Trigger & Querying Degraded

Incident Report for Honeycomb

Postmortem

Preliminary report

On September 9, we’ve experienced roughly 3 hours and a half of degraded query time, of missing trigger runs, and of late SLO processing. This outage was a repeat incident from the one we had on December 7 2021, where our secret store provider, used by all our components to load their configuration, suffered an outage where most of the invocations would fail.

We detected the outage after a deployment, which forced all instances of the querying services to do a rolling restart. Unfortunately, that rolling restart had left some of the hosts in a non-functional state by not being able to fetch configuration values such as database connection strings, or other key parameters.

We reused emergency procedures from a previous incident and started working on mitigation techniques by manually recovering production configuration data and moving it to different storage locations so the services could come up.

In doing so, we’ve been able to progressively bring up querying ability, albeit with stale data at first, then restore querying in full, and then worked to restore triggers and SLO runs. SLO runs that had been delayed replayed their old data and alerted everyone they had to alert, but failed trigger runs are not retried due to their current implementation.

During the incident, we also identified a new workaround for the future, where we are going to keep maintaining passive synchronization of multi-region secret storage with the ability to quickly switch to a fail-over zone if this were to happen again.

At this point in time, we do not plan to release a more in-depth incident review, as we are focusing our attention on the September 8 outage related to ingest delays and its investigation.

Posted Sep 21, 2022 - 08:08 PDT

Resolved

Everything in the platform is back to its expected state. We are considering this incident complete.
We'll keep working on mitigation mechanisms in case of any new instability we can detect.

Posted Sep 09, 2022 - 11:38 PDT

Monitoring

We are back to having all services operational, and are continuing to monitor in case of regression. We will continue to work on mitigations in case of similar issues in the future.

Posted Sep 09, 2022 - 11:16 PDT

Update

We are continuing to work towards restoring triggers and SLOs. Our current efforts are focused on migrating some data to a different region to avoid current issues with AWS.

Posted Sep 09, 2022 - 10:56 PDT

Update

While querying continues to be stable, we are continuing to work on a fix for triggers & SLOs.

Posted Sep 09, 2022 - 10:23 PDT

Update

We believe that querying is stable, and we are continuing to work on a fix for triggers & SLOs.

Posted Sep 09, 2022 - 09:52 PDT

Update

We believe that queries should be stabilizing - we are working on fixes to bring triggers back online.

Posted Sep 09, 2022 - 09:19 PDT

Update

We're slowly making progress to bring back querying. You may be able to successfully query via ui.honeycomb.io, but the data will likely be stale.

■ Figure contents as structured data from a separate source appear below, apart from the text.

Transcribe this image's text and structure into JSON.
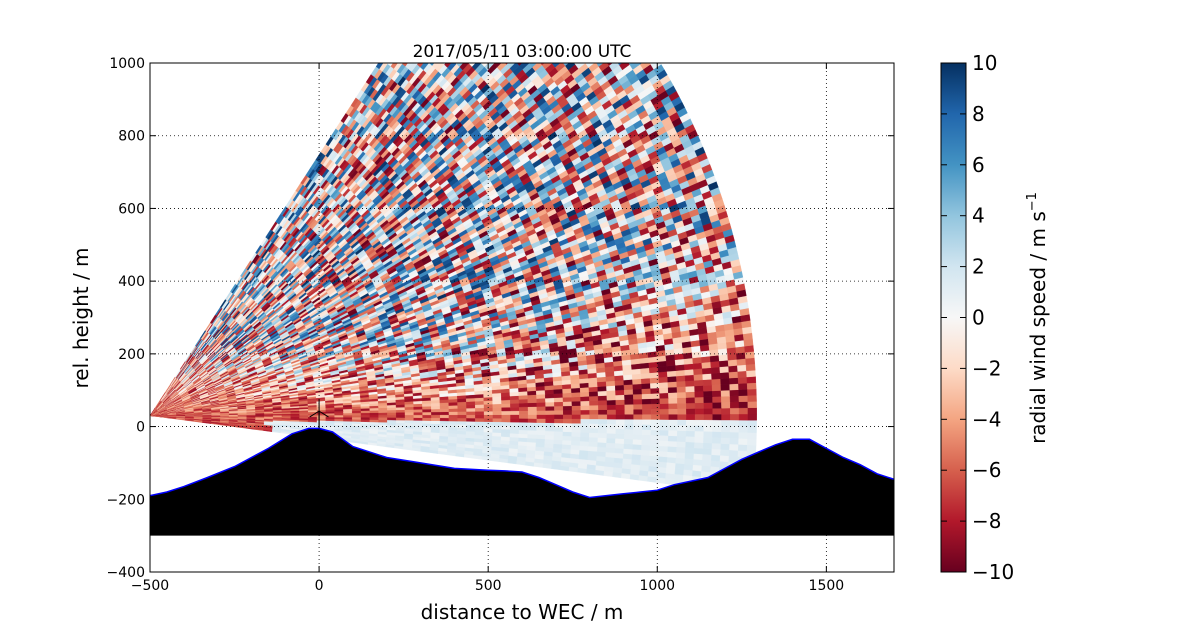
{
  "chart_data": {
    "type": "heatmap",
    "title": "2017/05/11 03:00:00 UTC",
    "xlabel": "distance to WEC / m",
    "ylabel": "rel. height / m",
    "xlim": [
      -500,
      1700
    ],
    "ylim": [
      -400,
      1000
    ],
    "xticks": [
      -500,
      0,
      500,
      1000,
      1500
    ],
    "yticks": [
      -400,
      -200,
      0,
      200,
      400,
      600,
      800,
      1000
    ],
    "xtick_labels": [
      "−500",
      "0",
      "500",
      "1000",
      "1500"
    ],
    "ytick_labels": [
      "−400",
      "−200",
      "0",
      "200",
      "400",
      "600",
      "800",
      "1000"
    ],
    "grid": true,
    "colorbar": {
      "label": "radial wind speed / m s",
      "label_superscript": "−1",
      "range": [
        -10,
        10
      ],
      "ticks": [
        -10,
        -8,
        -6,
        -4,
        -2,
        0,
        2,
        4,
        6,
        8,
        10
      ],
      "tick_labels": [
        "−10",
        "−8",
        "−6",
        "−4",
        "−2",
        "0",
        "2",
        "4",
        "6",
        "8",
        "10"
      ],
      "colormap": "RdBu",
      "colors": [
        "#67001f",
        "#b2182b",
        "#d6604d",
        "#f4a582",
        "#fddbc7",
        "#f7f7f7",
        "#d1e5f0",
        "#92c5de",
        "#4393c3",
        "#2166ac",
        "#053061"
      ]
    },
    "scan": {
      "origin": [
        -500,
        30
      ],
      "max_range_m": 1780,
      "elevation_range_deg": [
        -7,
        55
      ]
    },
    "terrain_profile": {
      "x": [
        -500,
        -450,
        -400,
        -330,
        -250,
        -150,
        -80,
        -30,
        0,
        40,
        100,
        200,
        300,
        400,
        500,
        550,
        600,
        650,
        700,
        750,
        800,
        850,
        900,
        950,
        1000,
        1050,
        1100,
        1150,
        1200,
        1250,
        1300,
        1350,
        1400,
        1450,
        1500,
        1550,
        1600,
        1650,
        1700
      ],
      "y": [
        -190,
        -180,
        -165,
        -140,
        -110,
        -60,
        -20,
        -5,
        -5,
        -15,
        -55,
        -85,
        -100,
        -115,
        -120,
        -122,
        -125,
        -140,
        -160,
        -180,
        -195,
        -190,
        -185,
        -180,
        -175,
        -160,
        -150,
        -140,
        -115,
        -90,
        -70,
        -50,
        -35,
        -35,
        -60,
        -85,
        -105,
        -130,
        -145
      ],
      "base": -300,
      "color": "#000000",
      "outline": "#0000ff"
    },
    "turbine": {
      "x": 0,
      "hub_height_m": 95,
      "rotor_radius_m": 40
    }
  }
}
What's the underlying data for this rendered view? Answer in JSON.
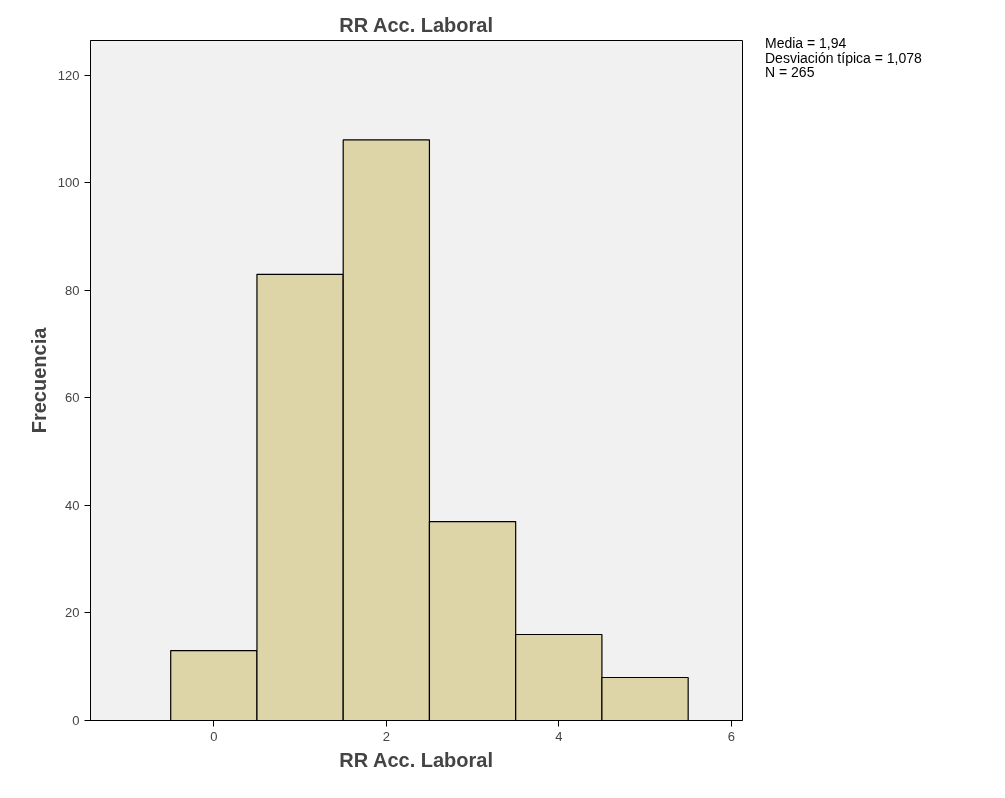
{
  "chart_data": {
    "type": "histogram",
    "title": "RR Acc. Laboral",
    "xlabel": "RR Acc. Laboral",
    "ylabel": "Frecuencia",
    "bins": [
      -0.5,
      0.5,
      1.5,
      2.5,
      3.5,
      4.5,
      5.5
    ],
    "values": [
      13,
      83,
      108,
      37,
      16,
      8
    ],
    "color": "#ddd5a8",
    "xlim": [
      -1.43,
      6.13
    ],
    "xticks": [
      0,
      2,
      4,
      6
    ],
    "ylim": [
      0,
      126.5
    ],
    "yticks": [
      0,
      20,
      40,
      60,
      80,
      100,
      120
    ],
    "grid": false,
    "annotations": [
      "Media = 1,94",
      "Desviación típica = 1,078",
      "N = 265"
    ]
  }
}
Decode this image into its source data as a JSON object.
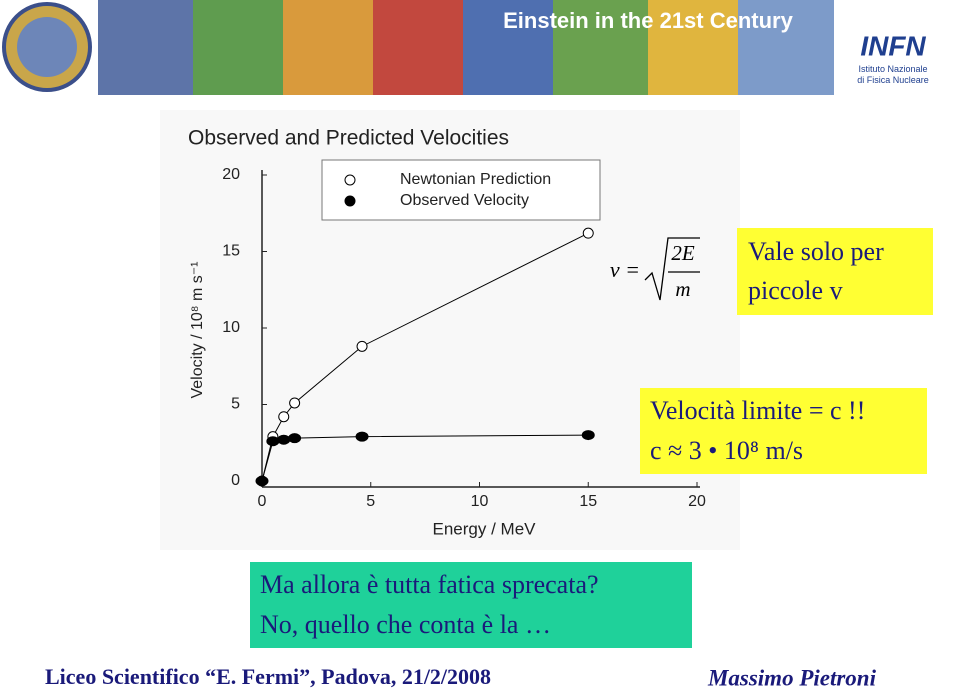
{
  "header": {
    "title": "Einstein in the 21st Century",
    "logo_text": "INFN",
    "logo_subtext_1": "Istituto Nazionale",
    "logo_subtext_2": "di Fisica Nucleare"
  },
  "chart_data": {
    "type": "line",
    "title": "Observed and Predicted Velocities",
    "x_label": "Energy / MeV",
    "y_label": "Velocity / 10⁸ m s⁻¹",
    "xlim": [
      0,
      20
    ],
    "ylim": [
      0,
      20
    ],
    "xticks": [
      0,
      5,
      10,
      15,
      20
    ],
    "yticks": [
      0,
      5,
      10,
      15,
      20
    ],
    "x": [
      0,
      0.5,
      1.0,
      1.5,
      4.6,
      15
    ],
    "series": [
      {
        "name": "Newtonian Prediction",
        "color": "#000000",
        "marker": "open",
        "values": [
          0,
          2.9,
          4.2,
          5.1,
          8.8,
          16.2
        ]
      },
      {
        "name": "Observed Velocity",
        "color": "#000000",
        "marker": "filled",
        "values": [
          0,
          2.6,
          2.7,
          2.8,
          2.9,
          3.0
        ]
      }
    ],
    "legend": "upper-center"
  },
  "formula": {
    "lhs": "v =",
    "numerator": "2E",
    "denominator": "m"
  },
  "note_1": {
    "lines": [
      "Vale solo per",
      "piccole v"
    ]
  },
  "note_2": {
    "lines": [
      "Velocità limite = c !!",
      "c ≈ 3 • 10⁸ m/s"
    ]
  },
  "note_3": {
    "lines": [
      "Ma allora è tutta fatica sprecata?",
      "No, quello che conta è la …"
    ]
  },
  "footer": {
    "left": "Liceo Scientifico “E. Fermi”, Padova, 21/2/2008",
    "right": "Massimo Pietroni"
  }
}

Posted Sep 09, 2022 - 08:48 PDT

Update

We have narrowed the problem down to AWS SSM availability and are working around it to bring back querying.

Posted Sep 09, 2022 - 08:36 PDT

Update

Querying is severely degraded, we are continuing to work on implementing the fix.

Posted Sep 09, 2022 - 08:18 PDT

Identified

Querying, Triggers, and SLOs are currently degraded. We have identified the cause of the issue and are implementing a fix.

Posted Sep 09, 2022 - 08:10 PDT

This incident affected: ui.honeycomb.io - US1 Querying and ui.honeycomb.io - US1 Trigger & SLO Alerting.